Among the many positive implications of the March 1st bill run was one quite significant negative - that was the level of credit card defaults which set a new record and were almost 30% higher than in the February bill run which itself was a new 'record'. One of the very first indications of 'economic problems' is people running out of credit with credit card defaults on what, for many people are quite important monthly expenditures, being the earliest warning sign. I will be looking at the defaults on payments via direct debit which won't be known until today to see if that trend is continued - direct debit payments have a much lower level of default than credit card payments by a factor of 5.
As I said - I'm not an 'alarmist' (in any sense of that word) neither am I a person who accepts what he reads with anything but a very wary eye for exaggeration or polemics. It's getting hard to escape the feeling that things, economically, for a significant number of people in Australia aren't going to be as good in 2008 as they were in 2007.
Worse, we have a totally inexperienced government whose contribution to addressing that situation (if in fact there is anything an Australian government can do) is, on current indications, going to make things worse with absolutely no positive moves or contributions and, based on the ridiculous statements by Crazy Kev and Dopey Swan to date will be content to sit back and take their fat salaries and continue to say "it's all the previous government's fault - what can we do or be responsible for?".
(someone should tell them "You're the government - stupid - you're expected to deal with whatever eventuates - not try and explain why you can't).
Leaving that aside - the 'micro signal' (the record credit card defaults) have to be 'listened to' even if the senior Merrill Lynch economist can be ignored as an alarmist quoted by a newspaper who wanted to be the first to have a meaningful use of the "D" word now that the "R" word is so passe.
Exetel have been reducing our financial exposures from the morning after Australia became saddled with a Labor government and my view was things would become very difficult very quickly.

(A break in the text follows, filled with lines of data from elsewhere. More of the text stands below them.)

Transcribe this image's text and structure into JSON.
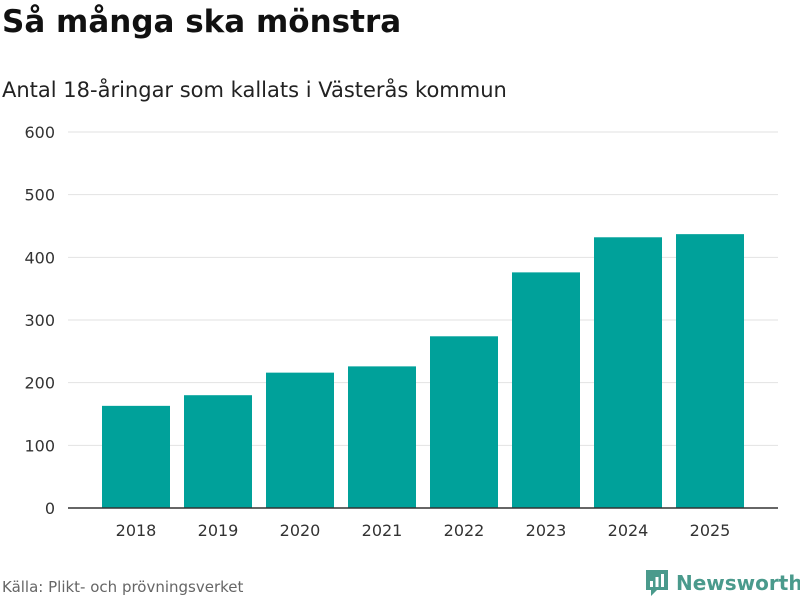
{
  "colors": {
    "bar": "#00a19a",
    "grid": "#e2e2e2",
    "axis": "#333333",
    "brand": "#4a9a8c"
  },
  "source": "Källa: Plikt- och prövningsverket",
  "brand": {
    "name": "Newsworthy",
    "icon": "newsworthy-logo-icon"
  },
  "chart_data": {
    "type": "bar",
    "title": "Så många ska mönstra",
    "subtitle": "Antal 18-åringar som kallats i Västerås kommun",
    "xlabel": "",
    "ylabel": "",
    "categories": [
      "2018",
      "2019",
      "2020",
      "2021",
      "2022",
      "2023",
      "2024",
      "2025"
    ],
    "values": [
      163,
      180,
      216,
      226,
      274,
      376,
      432,
      437
    ],
    "ylim": [
      0,
      600
    ],
    "yticks": [
      0,
      100,
      200,
      300,
      400,
      500,
      600
    ],
    "grid": true,
    "legend": "none"
  }
}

Irrespective of what now happens I believe small companies like Exetel are going to find it extremely difficult over the coming 12 - 18 months and I'm unsure how to deal with many of the decisions that need to be made.
Obviously the easiest, and now clearly absolutely correct, decision was to abandon any massive infrastructure investment which we did, formally, at the beginning of last month. I would hate to have that burden right now.
It makes the decision to invest nearly $A3 million in buying office space a difficult call - it's a sensible medium term financial decision that will reduce data centre costs within two years but it's a major financial 'unknown' in terms of "never buy real estate at the top of the market" - my completely uninformed view is that CBD property prices are, right now, as high as they are going to go for a long while to come.
There has to be a better way to start the day.